While it initially seems like a useful feature to have, the longer we spent with the DTEK60 the less we actually used it.

Annoyingly, we only remembered its existence on the numerous times that we accidentally opened the tab when performing other actions. Thankfully, like almost all the additional features BlackBerry has added into this handset, the Productivity Tab can be disabled entirely if you wish.

Movies, music and gaming

  • Large, sharp screen is great for films and games
  • …but the high resolution can leave games running less smoothly
  • Powerful and clear 360-degree stereo sound

The DTEK60's large and striking AMOLED screen is predictably a great platform for watching movies and playing games.

However, its high resolution does mean that certain intense 3D games run less smoothly than on phones like the Xiaomi Mi5, which boasts the same Snapdragon 820 chipset but has a more manageable 1080p screen that places less strain on the internal hardware.

It's by no means a deal-breaker though, and gaming on BlackBerry's blower is still an enjoyable experience.

Audio is a much more agreeable affair, thanks to the DTEK60's unique stereo speaker setup. There's a speaker at the top and bottom of the device, but the grilles which allow the audio to pass out are present on both the front and back of the phone, offering 360-degree sound.

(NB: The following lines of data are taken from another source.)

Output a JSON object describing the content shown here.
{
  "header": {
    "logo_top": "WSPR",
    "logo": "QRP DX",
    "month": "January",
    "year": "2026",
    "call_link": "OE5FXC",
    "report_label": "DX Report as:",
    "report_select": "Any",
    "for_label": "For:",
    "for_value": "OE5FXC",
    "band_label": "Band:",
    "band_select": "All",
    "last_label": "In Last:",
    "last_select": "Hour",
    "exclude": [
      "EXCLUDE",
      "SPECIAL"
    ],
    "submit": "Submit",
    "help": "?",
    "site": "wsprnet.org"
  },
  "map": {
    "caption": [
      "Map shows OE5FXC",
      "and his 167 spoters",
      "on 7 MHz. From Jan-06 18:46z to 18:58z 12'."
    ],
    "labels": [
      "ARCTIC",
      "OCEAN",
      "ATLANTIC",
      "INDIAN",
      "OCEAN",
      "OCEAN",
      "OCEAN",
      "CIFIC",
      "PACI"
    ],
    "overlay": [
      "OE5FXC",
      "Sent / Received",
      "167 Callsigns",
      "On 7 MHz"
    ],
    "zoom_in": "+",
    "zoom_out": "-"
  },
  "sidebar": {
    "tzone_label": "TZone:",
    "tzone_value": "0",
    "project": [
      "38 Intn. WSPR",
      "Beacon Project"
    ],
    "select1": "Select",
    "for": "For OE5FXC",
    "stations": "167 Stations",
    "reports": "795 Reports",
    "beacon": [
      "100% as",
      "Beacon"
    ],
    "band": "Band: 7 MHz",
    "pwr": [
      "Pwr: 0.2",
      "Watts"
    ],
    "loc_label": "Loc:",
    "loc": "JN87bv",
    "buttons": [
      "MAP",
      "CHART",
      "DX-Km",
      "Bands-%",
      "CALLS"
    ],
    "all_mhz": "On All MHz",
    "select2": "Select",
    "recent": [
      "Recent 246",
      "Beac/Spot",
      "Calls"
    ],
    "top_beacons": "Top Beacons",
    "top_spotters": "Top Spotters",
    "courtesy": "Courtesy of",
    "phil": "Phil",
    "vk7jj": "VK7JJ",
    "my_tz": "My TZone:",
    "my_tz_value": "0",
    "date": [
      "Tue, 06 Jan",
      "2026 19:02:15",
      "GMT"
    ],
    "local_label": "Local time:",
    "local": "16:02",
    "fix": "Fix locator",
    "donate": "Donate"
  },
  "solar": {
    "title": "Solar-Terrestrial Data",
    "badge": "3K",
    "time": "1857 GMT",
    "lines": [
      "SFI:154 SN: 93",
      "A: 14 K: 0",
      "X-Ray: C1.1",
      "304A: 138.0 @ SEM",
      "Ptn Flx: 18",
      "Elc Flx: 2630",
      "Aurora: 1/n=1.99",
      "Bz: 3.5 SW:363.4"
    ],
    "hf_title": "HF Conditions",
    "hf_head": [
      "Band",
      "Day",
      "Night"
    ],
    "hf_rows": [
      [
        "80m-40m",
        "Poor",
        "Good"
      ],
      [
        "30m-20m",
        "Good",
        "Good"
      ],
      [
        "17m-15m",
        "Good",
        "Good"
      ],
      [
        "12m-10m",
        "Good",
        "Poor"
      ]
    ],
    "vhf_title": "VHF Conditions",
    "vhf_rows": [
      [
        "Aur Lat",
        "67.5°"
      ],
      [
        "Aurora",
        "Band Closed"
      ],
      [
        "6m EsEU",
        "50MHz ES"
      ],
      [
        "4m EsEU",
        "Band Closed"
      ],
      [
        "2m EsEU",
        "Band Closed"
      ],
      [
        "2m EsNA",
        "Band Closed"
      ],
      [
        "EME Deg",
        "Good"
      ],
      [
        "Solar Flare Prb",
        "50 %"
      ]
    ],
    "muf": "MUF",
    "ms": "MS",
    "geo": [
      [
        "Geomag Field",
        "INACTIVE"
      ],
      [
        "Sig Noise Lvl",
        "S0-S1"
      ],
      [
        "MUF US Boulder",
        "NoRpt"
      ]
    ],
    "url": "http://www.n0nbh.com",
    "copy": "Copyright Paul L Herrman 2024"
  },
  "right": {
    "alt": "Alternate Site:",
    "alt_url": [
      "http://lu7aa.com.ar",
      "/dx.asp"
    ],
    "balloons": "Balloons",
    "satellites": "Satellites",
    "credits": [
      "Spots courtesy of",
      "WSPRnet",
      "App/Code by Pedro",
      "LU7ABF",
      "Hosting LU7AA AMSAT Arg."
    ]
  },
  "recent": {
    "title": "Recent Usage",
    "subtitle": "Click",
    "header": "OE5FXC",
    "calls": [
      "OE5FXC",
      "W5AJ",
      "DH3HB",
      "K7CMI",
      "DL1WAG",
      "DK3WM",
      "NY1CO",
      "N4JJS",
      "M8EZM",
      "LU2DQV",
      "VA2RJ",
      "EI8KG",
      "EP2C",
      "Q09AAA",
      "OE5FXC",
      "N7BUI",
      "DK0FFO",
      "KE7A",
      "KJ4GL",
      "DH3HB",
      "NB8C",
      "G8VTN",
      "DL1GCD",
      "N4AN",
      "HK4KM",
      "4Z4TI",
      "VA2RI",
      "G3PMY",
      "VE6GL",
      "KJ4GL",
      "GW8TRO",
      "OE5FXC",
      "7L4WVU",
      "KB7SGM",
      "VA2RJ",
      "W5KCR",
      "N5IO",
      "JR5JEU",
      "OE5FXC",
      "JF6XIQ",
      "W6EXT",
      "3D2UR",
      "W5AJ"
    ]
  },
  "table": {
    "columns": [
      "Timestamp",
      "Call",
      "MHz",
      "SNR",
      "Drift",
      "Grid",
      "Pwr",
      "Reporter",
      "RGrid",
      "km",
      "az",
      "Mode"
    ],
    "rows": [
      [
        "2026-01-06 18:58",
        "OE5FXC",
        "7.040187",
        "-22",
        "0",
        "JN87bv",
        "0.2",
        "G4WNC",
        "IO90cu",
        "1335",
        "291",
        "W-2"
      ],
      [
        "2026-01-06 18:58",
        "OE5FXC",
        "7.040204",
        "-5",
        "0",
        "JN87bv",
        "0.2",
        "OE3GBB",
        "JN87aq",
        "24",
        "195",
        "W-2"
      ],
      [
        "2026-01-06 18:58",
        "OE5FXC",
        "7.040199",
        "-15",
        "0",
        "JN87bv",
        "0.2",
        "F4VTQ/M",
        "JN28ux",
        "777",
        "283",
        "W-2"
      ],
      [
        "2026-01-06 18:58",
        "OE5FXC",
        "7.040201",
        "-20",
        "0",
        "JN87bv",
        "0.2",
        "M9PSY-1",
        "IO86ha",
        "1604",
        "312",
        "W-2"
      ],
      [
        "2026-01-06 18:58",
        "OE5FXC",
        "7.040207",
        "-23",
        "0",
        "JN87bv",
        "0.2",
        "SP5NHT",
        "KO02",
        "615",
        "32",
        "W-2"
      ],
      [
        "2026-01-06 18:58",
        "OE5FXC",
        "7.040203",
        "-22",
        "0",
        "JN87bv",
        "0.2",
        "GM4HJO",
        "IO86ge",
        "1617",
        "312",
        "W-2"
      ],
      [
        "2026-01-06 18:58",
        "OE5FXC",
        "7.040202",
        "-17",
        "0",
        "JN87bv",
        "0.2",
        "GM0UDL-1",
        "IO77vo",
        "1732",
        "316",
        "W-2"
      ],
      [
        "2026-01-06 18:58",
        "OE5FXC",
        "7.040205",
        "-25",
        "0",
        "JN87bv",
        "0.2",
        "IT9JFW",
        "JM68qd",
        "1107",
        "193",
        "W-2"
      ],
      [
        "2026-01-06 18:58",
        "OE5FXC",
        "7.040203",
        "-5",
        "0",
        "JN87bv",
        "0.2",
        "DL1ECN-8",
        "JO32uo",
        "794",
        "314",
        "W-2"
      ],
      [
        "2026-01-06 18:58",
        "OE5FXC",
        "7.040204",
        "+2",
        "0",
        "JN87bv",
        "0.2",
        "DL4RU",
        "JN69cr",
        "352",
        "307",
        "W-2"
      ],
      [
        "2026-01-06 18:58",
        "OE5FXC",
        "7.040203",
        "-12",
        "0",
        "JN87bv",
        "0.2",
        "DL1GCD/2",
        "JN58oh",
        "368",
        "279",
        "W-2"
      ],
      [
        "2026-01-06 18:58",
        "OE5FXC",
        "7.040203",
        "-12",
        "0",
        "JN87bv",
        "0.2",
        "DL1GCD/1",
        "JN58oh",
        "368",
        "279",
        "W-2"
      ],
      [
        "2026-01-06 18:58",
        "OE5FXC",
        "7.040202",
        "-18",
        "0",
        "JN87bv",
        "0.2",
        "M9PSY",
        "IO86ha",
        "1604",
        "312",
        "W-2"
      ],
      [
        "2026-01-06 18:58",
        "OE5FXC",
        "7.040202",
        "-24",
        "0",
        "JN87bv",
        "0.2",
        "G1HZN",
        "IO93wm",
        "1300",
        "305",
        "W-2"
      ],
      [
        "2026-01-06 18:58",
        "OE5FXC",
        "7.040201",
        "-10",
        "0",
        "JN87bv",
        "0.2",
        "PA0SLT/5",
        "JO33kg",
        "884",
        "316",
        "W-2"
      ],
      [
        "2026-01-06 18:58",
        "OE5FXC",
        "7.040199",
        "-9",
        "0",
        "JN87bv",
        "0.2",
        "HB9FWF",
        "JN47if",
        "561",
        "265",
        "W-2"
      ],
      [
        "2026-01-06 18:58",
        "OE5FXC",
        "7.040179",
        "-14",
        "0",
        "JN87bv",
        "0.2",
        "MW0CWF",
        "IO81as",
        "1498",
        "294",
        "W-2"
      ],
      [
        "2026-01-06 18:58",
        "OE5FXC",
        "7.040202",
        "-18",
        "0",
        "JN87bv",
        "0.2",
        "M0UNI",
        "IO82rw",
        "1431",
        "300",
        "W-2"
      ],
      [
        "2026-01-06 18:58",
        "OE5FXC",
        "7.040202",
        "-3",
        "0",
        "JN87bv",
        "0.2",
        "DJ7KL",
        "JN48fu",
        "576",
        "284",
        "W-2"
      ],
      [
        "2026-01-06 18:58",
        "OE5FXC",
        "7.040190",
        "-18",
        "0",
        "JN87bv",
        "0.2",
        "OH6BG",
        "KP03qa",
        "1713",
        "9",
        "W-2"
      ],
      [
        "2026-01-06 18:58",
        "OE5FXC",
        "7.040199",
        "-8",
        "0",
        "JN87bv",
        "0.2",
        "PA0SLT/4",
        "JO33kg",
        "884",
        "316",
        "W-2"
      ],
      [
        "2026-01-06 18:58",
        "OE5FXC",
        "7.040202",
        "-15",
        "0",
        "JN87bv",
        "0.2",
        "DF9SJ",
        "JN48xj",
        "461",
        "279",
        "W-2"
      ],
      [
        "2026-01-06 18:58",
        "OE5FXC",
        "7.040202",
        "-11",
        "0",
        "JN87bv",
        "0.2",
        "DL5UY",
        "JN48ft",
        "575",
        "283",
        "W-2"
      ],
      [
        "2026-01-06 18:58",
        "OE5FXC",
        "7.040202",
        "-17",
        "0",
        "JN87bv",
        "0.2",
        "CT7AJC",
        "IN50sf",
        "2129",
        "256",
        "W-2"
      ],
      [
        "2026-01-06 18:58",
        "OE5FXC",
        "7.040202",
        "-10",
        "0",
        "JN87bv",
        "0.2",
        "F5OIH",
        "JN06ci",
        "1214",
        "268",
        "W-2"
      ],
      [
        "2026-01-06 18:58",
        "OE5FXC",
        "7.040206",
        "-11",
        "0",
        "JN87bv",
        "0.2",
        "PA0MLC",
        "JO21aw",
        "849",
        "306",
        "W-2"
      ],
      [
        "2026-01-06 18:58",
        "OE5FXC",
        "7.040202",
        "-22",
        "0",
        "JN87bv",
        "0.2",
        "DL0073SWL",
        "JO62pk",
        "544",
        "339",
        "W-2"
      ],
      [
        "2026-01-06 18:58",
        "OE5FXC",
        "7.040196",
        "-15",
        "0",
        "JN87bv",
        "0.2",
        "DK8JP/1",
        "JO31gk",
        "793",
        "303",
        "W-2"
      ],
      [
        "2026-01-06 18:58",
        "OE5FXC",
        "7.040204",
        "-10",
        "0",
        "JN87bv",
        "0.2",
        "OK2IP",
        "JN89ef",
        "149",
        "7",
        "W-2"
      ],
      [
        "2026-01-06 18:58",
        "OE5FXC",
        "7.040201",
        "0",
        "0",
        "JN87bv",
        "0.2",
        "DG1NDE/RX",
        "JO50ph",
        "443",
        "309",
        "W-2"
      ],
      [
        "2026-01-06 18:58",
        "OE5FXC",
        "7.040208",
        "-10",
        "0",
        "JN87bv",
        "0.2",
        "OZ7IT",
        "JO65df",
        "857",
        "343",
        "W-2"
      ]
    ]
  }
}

The speakers are powerful and clear, making this a great option for listening to tunes sans headphones.

Thanks to the bundled Waves MaxxAudio app, you can fine-tune the sound by tinkering with variables such as bass and treble, and these alterations carry across the entire interface, not just music playback. The results are best appreciated when using a set of headphones.

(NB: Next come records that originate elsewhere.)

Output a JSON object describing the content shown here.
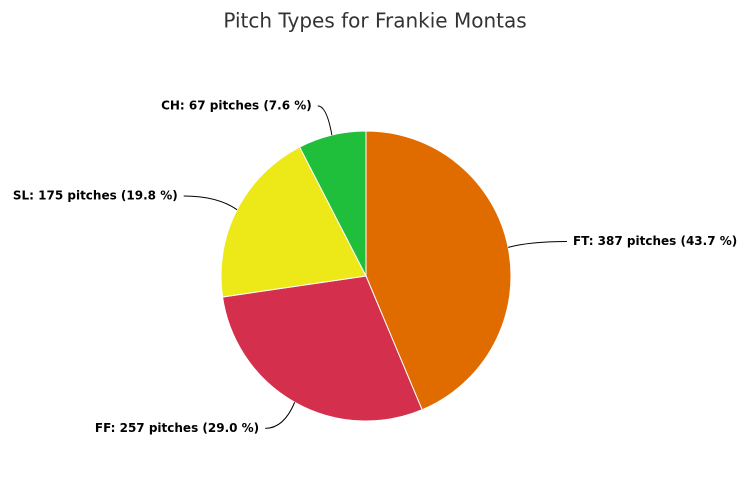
{
  "chart_data": {
    "type": "pie",
    "title": "Pitch Types for Frankie Montas",
    "values": [
      387,
      257,
      175,
      67
    ],
    "value_labels": [
      "FT: 387 pitches (43.7 %)",
      "FF: 257 pitches (29.0 %)",
      "SL: 175 pitches (19.8 %)",
      "CH: 67 pitches (7.6 %)"
    ],
    "colors": [
      "#e06c00",
      "#d4304d",
      "#ede817",
      "#1fbf3c"
    ]
  }
}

Specs and benchmark performance

  • High-end specs with performance to match
  • Solid benchmark score

The DTEK60 is among the first of BlackBerry's Android-based devices to really boast flagship hardware specifications, and its high-end specs show in the overall performance of the phone.

With Qualcomm's excellent Snapdragon 820 chipset doing the heavy lifting and 4GB of DDR4 RAM keeping things running, the user experience is rarely less than buttery-smooth.

Keeping the operating system close to stock Android will have no doubt helped in this regard, and we never encountered any pauses or stuttering, even when the handset was performing several different processor-intensive tasks at once.

For some unknown reason the Geekbench 4 benchmark refused to work on the DTEK60, but we did get AnTuTu running and it returned an excellent score of 147126, which is in line with other Snapdragon 820-powered devices – in other words, the DTEK60 delivers flagship performance.